Last season, the Baltimore Ravens’ passing game never really got off the ground. The team’s receivers caught an NFL-low 1,517 yards, and quarterback Lamar Jackson’s Week 13 knee injury dealt the death knell. But they begin 2023 as the only team ever with five-first round picks in the wide receiver room: Rashod Bateman returned from a season-ending foot injury; Odell Beckham Jr., Nelson Agholor, and Laquon Treadwell joined in free agency; and the team selected Boston College standout Zay Flowers at No. 22.
Early in his life, Flowers was often overlooked. He’s the 11th of 14 children, and he was outside of the top 1,000 in his recruiting class. But despite standing only 5’9”—with shoes on—he’s already become one of the biggest rookie personalities in the league. And he has much more in mind for his future than merely proving those who literally overlooked him wrong. Flowers spoke with GQ about growing up in that larger-than-life family, about going from one Power 5 offer to the first round, and about how it was Lamar Jackson’s plan for him to be a Raven all along.

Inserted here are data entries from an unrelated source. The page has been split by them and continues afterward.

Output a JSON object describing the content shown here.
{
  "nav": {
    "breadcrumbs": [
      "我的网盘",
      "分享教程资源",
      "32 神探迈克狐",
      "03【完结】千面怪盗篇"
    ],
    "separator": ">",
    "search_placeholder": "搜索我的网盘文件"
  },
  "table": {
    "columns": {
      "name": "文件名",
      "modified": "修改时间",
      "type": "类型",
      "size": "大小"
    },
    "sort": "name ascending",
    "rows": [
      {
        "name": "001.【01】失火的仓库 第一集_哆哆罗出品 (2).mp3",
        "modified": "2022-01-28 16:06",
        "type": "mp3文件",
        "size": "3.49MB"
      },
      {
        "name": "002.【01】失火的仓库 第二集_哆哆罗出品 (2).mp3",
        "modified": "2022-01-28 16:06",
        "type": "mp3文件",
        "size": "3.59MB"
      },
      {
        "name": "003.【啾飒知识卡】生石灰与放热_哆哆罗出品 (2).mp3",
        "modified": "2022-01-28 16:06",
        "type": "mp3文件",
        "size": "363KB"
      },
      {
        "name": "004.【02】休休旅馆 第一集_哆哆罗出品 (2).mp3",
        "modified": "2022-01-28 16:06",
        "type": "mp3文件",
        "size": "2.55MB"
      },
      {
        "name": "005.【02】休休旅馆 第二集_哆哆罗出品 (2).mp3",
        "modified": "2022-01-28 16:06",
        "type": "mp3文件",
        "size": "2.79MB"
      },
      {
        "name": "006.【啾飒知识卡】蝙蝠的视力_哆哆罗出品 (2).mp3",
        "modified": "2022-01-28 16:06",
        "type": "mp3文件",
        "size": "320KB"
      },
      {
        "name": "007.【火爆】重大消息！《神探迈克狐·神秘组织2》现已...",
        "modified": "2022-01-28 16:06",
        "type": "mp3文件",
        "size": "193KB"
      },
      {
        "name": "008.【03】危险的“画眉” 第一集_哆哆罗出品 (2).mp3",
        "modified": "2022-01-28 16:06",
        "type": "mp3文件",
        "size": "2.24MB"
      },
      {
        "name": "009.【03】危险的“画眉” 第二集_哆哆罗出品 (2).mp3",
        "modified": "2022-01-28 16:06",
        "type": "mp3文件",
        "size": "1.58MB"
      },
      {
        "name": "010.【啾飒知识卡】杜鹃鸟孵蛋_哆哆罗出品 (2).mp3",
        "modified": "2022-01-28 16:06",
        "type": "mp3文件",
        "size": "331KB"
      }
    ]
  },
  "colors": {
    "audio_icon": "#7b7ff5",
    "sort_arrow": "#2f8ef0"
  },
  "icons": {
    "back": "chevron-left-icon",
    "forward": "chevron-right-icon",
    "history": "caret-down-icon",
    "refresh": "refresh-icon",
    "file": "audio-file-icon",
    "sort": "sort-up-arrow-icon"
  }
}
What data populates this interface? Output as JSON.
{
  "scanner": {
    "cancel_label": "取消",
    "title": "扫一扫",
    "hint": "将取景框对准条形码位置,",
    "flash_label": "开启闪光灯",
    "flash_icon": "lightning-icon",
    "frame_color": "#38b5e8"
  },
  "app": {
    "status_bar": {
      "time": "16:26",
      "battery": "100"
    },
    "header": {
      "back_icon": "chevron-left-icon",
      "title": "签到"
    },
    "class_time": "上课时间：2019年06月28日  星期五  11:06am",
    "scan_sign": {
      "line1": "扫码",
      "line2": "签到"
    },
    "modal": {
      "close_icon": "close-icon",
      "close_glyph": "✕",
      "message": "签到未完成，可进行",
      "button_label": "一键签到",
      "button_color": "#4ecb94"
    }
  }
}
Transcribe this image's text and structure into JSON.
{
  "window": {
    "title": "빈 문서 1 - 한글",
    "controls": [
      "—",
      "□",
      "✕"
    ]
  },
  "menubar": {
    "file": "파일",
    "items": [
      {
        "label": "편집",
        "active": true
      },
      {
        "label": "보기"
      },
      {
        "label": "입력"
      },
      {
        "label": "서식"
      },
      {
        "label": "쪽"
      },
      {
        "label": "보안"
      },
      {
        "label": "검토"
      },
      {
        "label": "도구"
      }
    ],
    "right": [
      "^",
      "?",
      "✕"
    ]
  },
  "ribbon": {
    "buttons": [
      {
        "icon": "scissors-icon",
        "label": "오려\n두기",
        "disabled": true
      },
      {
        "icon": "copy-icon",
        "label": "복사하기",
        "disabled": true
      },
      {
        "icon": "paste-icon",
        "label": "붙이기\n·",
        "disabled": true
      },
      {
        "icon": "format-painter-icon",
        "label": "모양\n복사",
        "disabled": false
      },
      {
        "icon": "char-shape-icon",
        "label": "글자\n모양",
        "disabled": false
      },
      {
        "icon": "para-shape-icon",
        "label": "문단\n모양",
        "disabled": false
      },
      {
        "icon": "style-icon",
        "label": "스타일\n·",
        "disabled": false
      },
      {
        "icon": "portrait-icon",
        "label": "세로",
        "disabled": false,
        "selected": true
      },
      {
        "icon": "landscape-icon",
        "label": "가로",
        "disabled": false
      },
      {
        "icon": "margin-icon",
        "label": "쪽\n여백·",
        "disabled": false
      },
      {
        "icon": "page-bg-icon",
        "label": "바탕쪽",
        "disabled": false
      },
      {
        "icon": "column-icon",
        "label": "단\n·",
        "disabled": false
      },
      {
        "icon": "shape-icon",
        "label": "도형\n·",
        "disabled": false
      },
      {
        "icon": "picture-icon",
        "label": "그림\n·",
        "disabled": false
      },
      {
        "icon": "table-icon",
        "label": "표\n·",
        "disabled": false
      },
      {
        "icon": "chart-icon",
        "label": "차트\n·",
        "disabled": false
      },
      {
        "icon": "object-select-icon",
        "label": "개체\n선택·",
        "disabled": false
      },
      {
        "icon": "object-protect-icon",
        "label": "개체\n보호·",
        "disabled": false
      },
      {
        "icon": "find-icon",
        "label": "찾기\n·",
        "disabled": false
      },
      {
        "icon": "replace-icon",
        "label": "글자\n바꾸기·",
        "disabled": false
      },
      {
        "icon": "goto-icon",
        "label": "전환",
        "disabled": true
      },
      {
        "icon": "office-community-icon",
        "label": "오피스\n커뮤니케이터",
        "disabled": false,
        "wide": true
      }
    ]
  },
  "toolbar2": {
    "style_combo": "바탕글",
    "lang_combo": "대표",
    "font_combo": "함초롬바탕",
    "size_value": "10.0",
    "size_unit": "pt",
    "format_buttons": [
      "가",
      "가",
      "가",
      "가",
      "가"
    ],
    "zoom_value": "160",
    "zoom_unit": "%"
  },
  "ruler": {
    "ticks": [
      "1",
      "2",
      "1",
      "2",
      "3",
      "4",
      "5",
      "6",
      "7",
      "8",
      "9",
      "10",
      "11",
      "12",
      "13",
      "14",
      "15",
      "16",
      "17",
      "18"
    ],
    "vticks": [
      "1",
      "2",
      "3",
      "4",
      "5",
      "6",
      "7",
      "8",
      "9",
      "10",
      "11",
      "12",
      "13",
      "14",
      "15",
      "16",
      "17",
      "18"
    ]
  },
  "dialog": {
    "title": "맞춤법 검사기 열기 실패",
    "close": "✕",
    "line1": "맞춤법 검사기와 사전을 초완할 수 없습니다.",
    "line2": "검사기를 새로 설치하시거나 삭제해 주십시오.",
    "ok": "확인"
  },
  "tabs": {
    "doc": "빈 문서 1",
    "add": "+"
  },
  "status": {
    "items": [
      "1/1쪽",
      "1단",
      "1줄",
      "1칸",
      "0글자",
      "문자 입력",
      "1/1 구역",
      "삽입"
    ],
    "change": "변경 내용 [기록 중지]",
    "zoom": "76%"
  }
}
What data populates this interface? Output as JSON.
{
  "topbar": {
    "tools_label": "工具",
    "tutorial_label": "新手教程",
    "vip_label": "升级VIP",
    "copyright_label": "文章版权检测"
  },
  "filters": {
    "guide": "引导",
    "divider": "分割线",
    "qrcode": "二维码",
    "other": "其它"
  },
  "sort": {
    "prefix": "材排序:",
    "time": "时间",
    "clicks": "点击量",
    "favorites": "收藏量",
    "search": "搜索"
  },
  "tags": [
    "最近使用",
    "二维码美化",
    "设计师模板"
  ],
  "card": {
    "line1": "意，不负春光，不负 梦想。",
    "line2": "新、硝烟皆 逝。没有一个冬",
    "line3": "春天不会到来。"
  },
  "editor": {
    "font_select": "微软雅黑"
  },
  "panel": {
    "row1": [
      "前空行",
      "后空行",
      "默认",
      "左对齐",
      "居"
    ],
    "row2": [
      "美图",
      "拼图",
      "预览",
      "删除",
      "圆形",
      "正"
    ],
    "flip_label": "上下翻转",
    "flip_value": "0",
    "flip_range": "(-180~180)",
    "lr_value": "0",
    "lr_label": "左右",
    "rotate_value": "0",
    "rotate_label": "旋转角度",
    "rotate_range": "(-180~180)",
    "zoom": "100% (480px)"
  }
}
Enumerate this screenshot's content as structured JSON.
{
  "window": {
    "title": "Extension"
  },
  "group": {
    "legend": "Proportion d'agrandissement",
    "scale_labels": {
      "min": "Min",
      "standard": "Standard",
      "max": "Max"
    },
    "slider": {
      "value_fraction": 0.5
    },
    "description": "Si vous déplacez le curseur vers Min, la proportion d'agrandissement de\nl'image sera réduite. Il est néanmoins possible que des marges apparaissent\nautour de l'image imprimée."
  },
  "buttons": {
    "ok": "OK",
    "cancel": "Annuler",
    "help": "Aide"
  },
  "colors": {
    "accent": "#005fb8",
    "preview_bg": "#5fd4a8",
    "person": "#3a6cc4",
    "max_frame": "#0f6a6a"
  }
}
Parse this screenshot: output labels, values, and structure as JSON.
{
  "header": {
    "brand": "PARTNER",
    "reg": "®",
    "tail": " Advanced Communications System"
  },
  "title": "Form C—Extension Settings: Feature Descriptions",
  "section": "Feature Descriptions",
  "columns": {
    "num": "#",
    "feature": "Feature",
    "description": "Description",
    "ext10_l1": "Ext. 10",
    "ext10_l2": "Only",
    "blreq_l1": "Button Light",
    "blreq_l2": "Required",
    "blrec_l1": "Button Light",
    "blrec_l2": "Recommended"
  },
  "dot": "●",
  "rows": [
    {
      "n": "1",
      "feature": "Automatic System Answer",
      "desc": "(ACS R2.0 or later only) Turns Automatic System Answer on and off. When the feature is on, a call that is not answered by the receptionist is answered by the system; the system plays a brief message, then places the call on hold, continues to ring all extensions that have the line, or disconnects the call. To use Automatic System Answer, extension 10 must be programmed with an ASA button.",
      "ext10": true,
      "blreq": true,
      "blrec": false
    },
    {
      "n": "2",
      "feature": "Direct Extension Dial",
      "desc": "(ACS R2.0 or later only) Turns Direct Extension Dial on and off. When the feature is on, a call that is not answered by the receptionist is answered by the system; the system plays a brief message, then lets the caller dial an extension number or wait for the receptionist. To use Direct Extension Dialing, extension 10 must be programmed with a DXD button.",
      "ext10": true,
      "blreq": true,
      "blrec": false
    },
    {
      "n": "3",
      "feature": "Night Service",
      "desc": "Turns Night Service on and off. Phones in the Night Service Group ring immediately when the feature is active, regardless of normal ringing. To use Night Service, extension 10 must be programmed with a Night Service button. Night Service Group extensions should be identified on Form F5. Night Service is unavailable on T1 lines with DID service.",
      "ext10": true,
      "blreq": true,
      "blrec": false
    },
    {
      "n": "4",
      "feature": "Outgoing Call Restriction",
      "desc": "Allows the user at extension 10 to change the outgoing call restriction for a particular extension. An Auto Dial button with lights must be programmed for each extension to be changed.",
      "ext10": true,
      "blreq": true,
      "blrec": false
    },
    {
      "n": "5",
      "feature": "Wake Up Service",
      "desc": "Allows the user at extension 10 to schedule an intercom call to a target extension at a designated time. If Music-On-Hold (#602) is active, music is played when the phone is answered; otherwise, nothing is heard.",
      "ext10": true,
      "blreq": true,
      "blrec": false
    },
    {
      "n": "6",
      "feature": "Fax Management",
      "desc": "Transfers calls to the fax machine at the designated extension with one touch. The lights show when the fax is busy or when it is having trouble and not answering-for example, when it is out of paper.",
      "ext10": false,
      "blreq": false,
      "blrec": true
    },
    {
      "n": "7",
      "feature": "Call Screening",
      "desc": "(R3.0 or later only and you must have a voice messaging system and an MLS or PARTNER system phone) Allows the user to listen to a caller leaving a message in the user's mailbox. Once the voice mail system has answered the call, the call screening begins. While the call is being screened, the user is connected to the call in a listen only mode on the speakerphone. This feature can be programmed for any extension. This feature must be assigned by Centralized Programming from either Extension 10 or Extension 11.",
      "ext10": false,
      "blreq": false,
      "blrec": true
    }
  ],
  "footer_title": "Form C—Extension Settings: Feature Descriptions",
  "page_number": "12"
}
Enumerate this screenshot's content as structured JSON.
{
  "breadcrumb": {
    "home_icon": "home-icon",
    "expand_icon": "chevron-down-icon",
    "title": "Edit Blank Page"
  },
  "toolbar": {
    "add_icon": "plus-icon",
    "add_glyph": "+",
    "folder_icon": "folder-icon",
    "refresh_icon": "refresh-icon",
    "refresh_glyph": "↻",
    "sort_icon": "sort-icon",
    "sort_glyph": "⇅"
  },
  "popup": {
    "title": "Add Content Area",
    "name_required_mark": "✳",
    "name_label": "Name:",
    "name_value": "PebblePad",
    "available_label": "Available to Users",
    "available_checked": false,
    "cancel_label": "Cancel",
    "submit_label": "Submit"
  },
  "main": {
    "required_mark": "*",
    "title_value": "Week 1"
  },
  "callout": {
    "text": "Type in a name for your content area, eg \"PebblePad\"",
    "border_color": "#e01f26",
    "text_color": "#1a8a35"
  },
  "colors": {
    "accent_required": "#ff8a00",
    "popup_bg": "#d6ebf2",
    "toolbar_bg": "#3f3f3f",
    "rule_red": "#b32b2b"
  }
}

GQ Sports: You’ve talked a lot about the toughness that growing up in South Florida instills in you. It’s something that you share with teammates like Lamar and Tyler Huntley. For people who are outside of the state, can you explain what it’s like to grow up there and why so many incredible NFL players come from South Florida?
We live and die football down there. The way I grew up, it was football, football, football, football, football. And then after that, it was football, football. So I’m like, “Football it is.” That’s all I’m going to focus on. That’s all I’m going to think about. That’s all I’m going to do. And it was always around me. My mom loved it. My dad loved it. My brothers played. Even my sisters played at the park. So my dad would be at the park for 12 hours just watching us all play. Sometimes we’d be playing more football while we were playing football. Everything that I know and everything I was doing was about football.